Pepsi = fun, partying, summer, hip. If you identify with those qualities or want to identify with those qualities, then you ought to be drinking Pepsi, just like Santa and our friend the polar bear. Pepsi goes after Coke by directly trying to redefine their own symbols (Santa and the polar bear), by showing them crossing the line for Pepsi it makes it ok for “you” to cross that line too, it also suggests that coke is on the other side of the hip/fun/cool line.

What does Summer represent? A break from school or responsibilities, a time to let lose, have an adventure, to live life. If you want to embody those qualities drink Pepsi,  or maybe more poignantly if you think you’re a fun, hip, cool person and want others to see you that way, you better be drinking Pepsi.

While I appreciate the jab at Coke in this way, and I’m sure it has created a lot of buzz, I’m not sure if it’s an effective attack.

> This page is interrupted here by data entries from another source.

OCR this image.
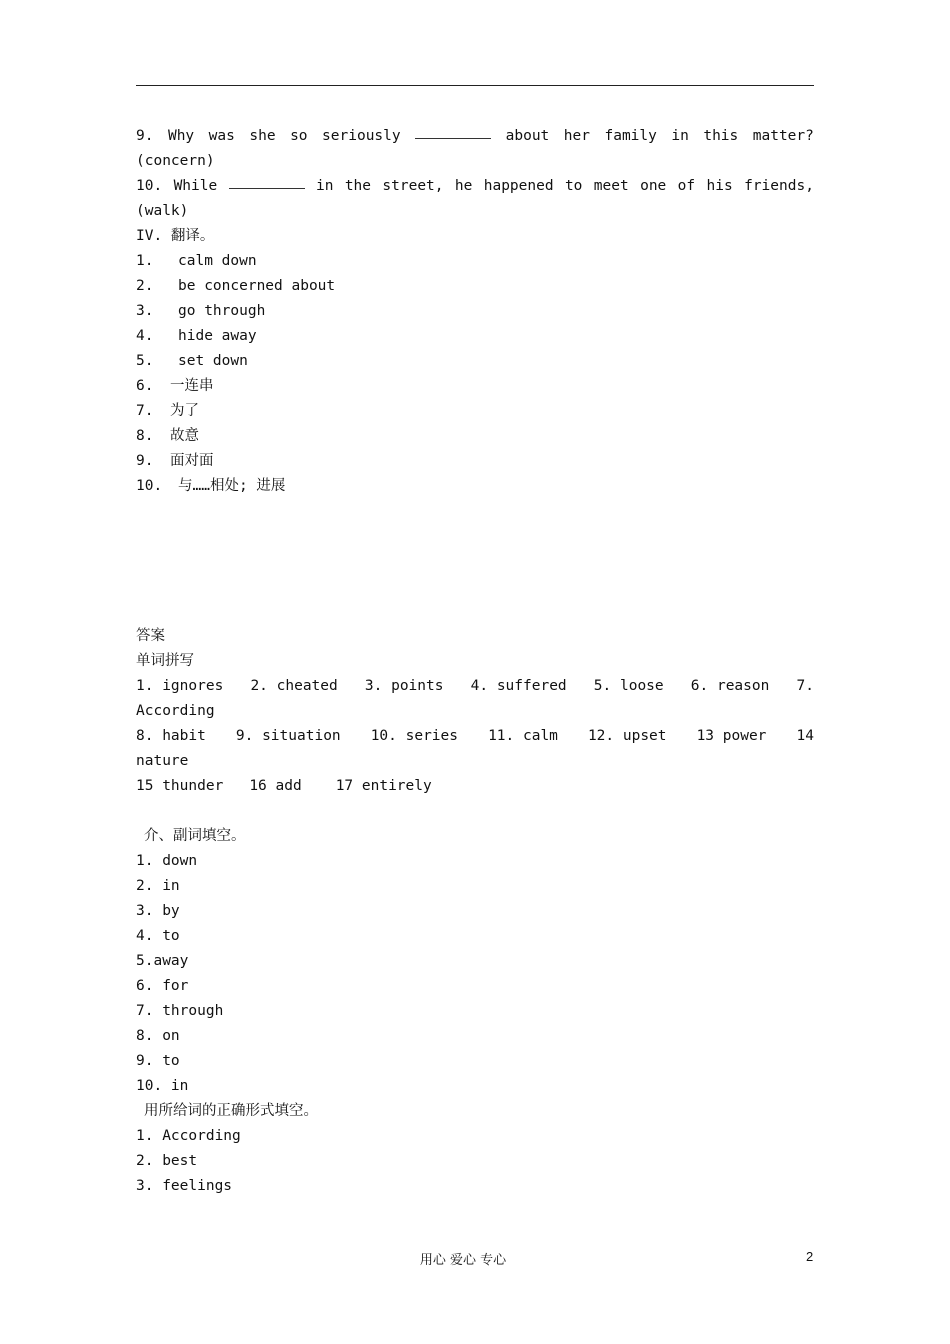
9. Why was she so seriously	about her family in this matter?
(concern)
10. While	in the street, he happened to meet one of his friends,
(walk)
IV. 翻译。
1. calm down
2. be concerned about
3. go through
4. hide away
5. set down
6. 一连串
7. 为了
8. 故意
9. 面对面
10. 与……相处; 进展
答案
单词拼写
1. ignores 2. cheated 3. points 4. suffered 5. loose 6. reason 7.
According
8. habit 9. situation 10. series 11. calm 12. upset 13 power 14
nature
15 thunder 16 add 17 entirely
介、副词填空。
1. down
2. in
3. by
4. to
5.away
6. for
7. through
8. on
9. to
10. in
用所给词的正确形式填空。
1. According
2. best
3. feelings
用心 爱心 专心	2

Much like the McCain “Celebrity Ad” reinforced Obama’s message as it sought to undermine it, and was ultimately ineffective for that reason, these ads seek to subvert the strength of it’s opponent, but I think it actually reinforces it. Sure Santa and the Polar Bear switch to Pepsi, but we all know they belong to Coke, and frankly the execution of the ads, doesn’t really make me (though maybe the younger viewers it was intended to reach have a different reaction) believe the switch. It feels all too forced and contrived.